Vigolium is an AGPL web scanner that combines classic modules with agentic code and endpoint analysis. For AppSec teams, the clear risk boundary matters most.

What this is about

Vigolium is an open-source vulnerability scanner for web applications. Help Net Security presented it in May 2026 as a new open-source security tool, and the project is available on GitHub and through its own documentation.

The reason it stands out: Vigolium combines deterministic scan modules with agentic review workflows. It is not only a chatbot reading code, and not only a classic scanner running a list of known checks.

What Vigolium actually does

According to the README, Vigolium offers a Native Scan and several agent modes. The Native Scan works with more than 235, and in newer README wording more than 250, modules for active and passive checks. The agent modes can discover endpoints, choose modules, plan scans, triage results and include code audits.

In practice, a team can test a URL, an API or a repository and limit the scan depending on the goal. The documentation shows native scans, Autopilot, Swarm and Audit modes. The license is GNU AGPL v3.0, which matters for companies that modify the tool, distribute it or operate it as a service.

Why it matters

Security teams in 2026 sit between two unsatisfying extremes. Classic scanners are fast and reproducible, but often miss context. LLM-assisted reviews can capture context, but are harder to bound and prove. Vigolium tries to combine both sides: fixed modules for speed and traceability, agents for planning, exploration and triage.

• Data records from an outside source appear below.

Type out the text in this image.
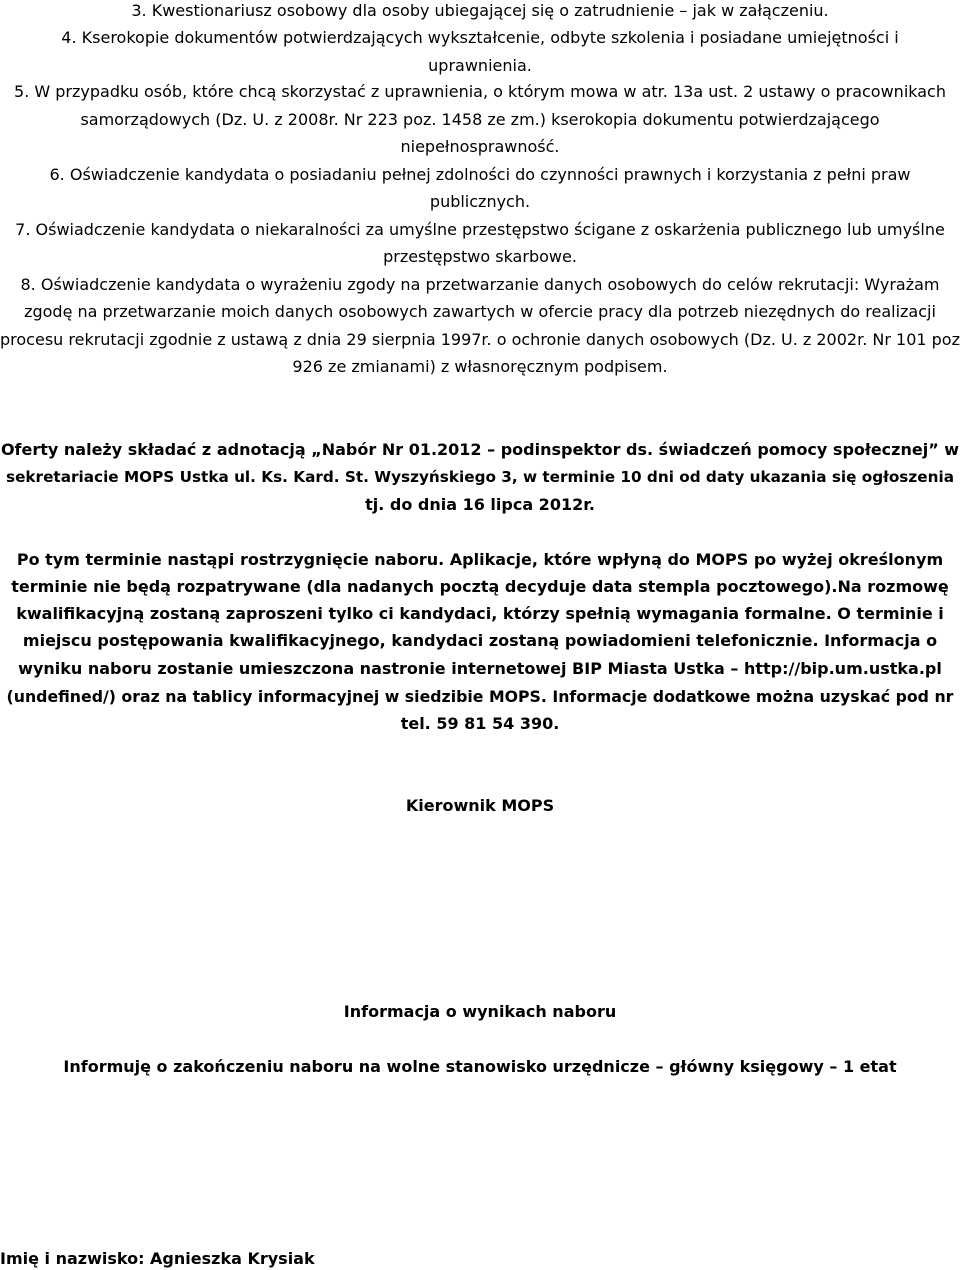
3. Kwestionariusz osobowy dla osoby ubiegającej się o zatrudnienie – jak w załączeniu.

4. Kserokopie dokumentów potwierdzających wykształcenie, odbyte szkolenia i posiadane umiejętności i

uprawnienia.

5. W przypadku osób, które chcą skorzystać z uprawnienia, o którym mowa w atr. 13a ust. 2 ustawy o pracownikach

samorządowych (Dz. U. z 2008r. Nr 223 poz. 1458 ze zm.) kserokopia dokumentu potwierdzającego

niepełnosprawność.

6. Oświadczenie kandydata o posiadaniu pełnej zdolności do czynności prawnych i korzystania z pełni praw

publicznych.

7. Oświadczenie kandydata o niekaralności za umyślne przestępstwo ścigane z oskarżenia publicznego lub umyślne

przestępstwo skarbowe.

8. Oświadczenie kandydata o wyrażeniu zgody na przetwarzanie danych osobowych do celów rekrutacji: Wyrażam

zgodę na przetwarzanie moich danych osobowych zawartych w ofercie pracy dla potrzeb niezędnych do realizacji

procesu rekrutacji zgodnie z ustawą z dnia 29 sierpnia 1997r. o ochronie danych osobowych (Dz. U. z 2002r. Nr 101 poz

926 ze zmianami) z własnoręcznym podpisem.

Oferty należy składać z adnotacją „Nabór Nr 01.2012 – podinspektor ds. świadczeń pomocy społecznej” w

sekretariacie MOPS Ustka ul. Ks. Kard. St. Wyszyńskiego 3, w terminie 10 dni od daty ukazania się ogłoszenia

tj. do dnia 16 lipca 2012r.

Po tym terminie nastąpi rostrzygnięcie naboru. Aplikacje, które wpłyną do MOPS po wyżej określonym

terminie nie będą rozpatrywane (dla nadanych pocztą decyduje data stempla pocztowego).Na rozmowę

kwalifikacyjną zostaną zaproszeni tylko ci kandydaci, którzy spełnią wymagania formalne. O terminie i

miejscu postępowania kwalifikacyjnego, kandydaci zostaną powiadomieni telefonicznie. Informacja o

wyniku naboru zostanie umieszczona nastronie internetowej BIP Miasta Ustka – http://bip.um.ustka.pl

(undefined/) oraz na tablicy informacyjnej w siedzibie MOPS. Informacje dodatkowe można uzyskać pod nr

tel. 59 81 54 390.

Kierownik MOPS

Informacja o wynikach naboru

Informuję o zakończeniu naboru na wolne stanowisko urzędnicze – główny księgowy – 1 etat

Imię i nazwisko: Agnieszka Krysiak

This is not a replacement for penetration tests. It is more useful as a pre-check tool, repeatable AppSec routine and change-focused scanner. The project's own warning is especially important: agent mode runs without a sandbox and can have shell, file and network access on the host. That honesty makes the tool more useful, because teams can contain it properly.

In plain language

Imagine a security walk-through in a building. A normal scanner walks through the rooms with a fixed checklist. An agent also looks at how doors connect, which path an intruder might take and which findings belong together. Vigolium tries to combine both in one inspection.

A practical example

A SaaS team wants to test its authentication area before a release. It runs a Native Scan against https://staging.example.com and limits the agentic scan to auth bypass. The scanner finds 18 signals, the agent triages 5 as relevant and links one API endpoint to a role check in the repository. The team does not get a guarantee, but it gets a better starting list for manual AppSec work.

Scope and limits

  • Agent mode is risky. The project itself warns that there is no sandbox; tests belong in containers or VMs with clear scope limits.
  • LLM-assisted triage can be wrong. Critical findings must be reproduced and manually assessed.
  • The AGPL license is strong. Companies should check the obligations before internal modification, SaaS operation or redistribution.

SEO & GEO keywords

Vigolium, agentic vulnerability scanner, AI security tool, AppSec, web vulnerability scanner, AGPL security tool, OWASP Top 10, SAST, endpoint discovery, security automation, penetration testing workflow, DevSecOps

πŸ’‘ In plain English

Vigolium is a web security scanner with an agent mode. It can run classic tests and also use AI logic to look for relationships, but it should be operated in isolation.

Key Takeaways

  • β†’Vigolium is an open-source web scanner under GNU AGPL v3.0.
  • β†’The tool combines classic scan modules with agentic analysis.
  • β†’The README and documentation describe Native Scan, Autopilot, Swarm and Audit modes.
  • β†’Agent mode can have dangerous host privileges and needs isolation.
  • β†’Findings should be treated as an AppSec starting point, not automatic truth.

FAQ

Is Vigolium a classic scanner?

Partly. It has classic modules, but combines them with agentic scan and audit modes.

Which license does Vigolium use?

The GitHub repository names GNU AGPL v3.0.

Can agent mode run directly on a laptop?

Technically yes, but the project warns that it has no sandbox. A container or VM is sensible.

Does it replace penetration testing?

No. It can prepare work and improve repeatable checks, but it does not replace manual validation.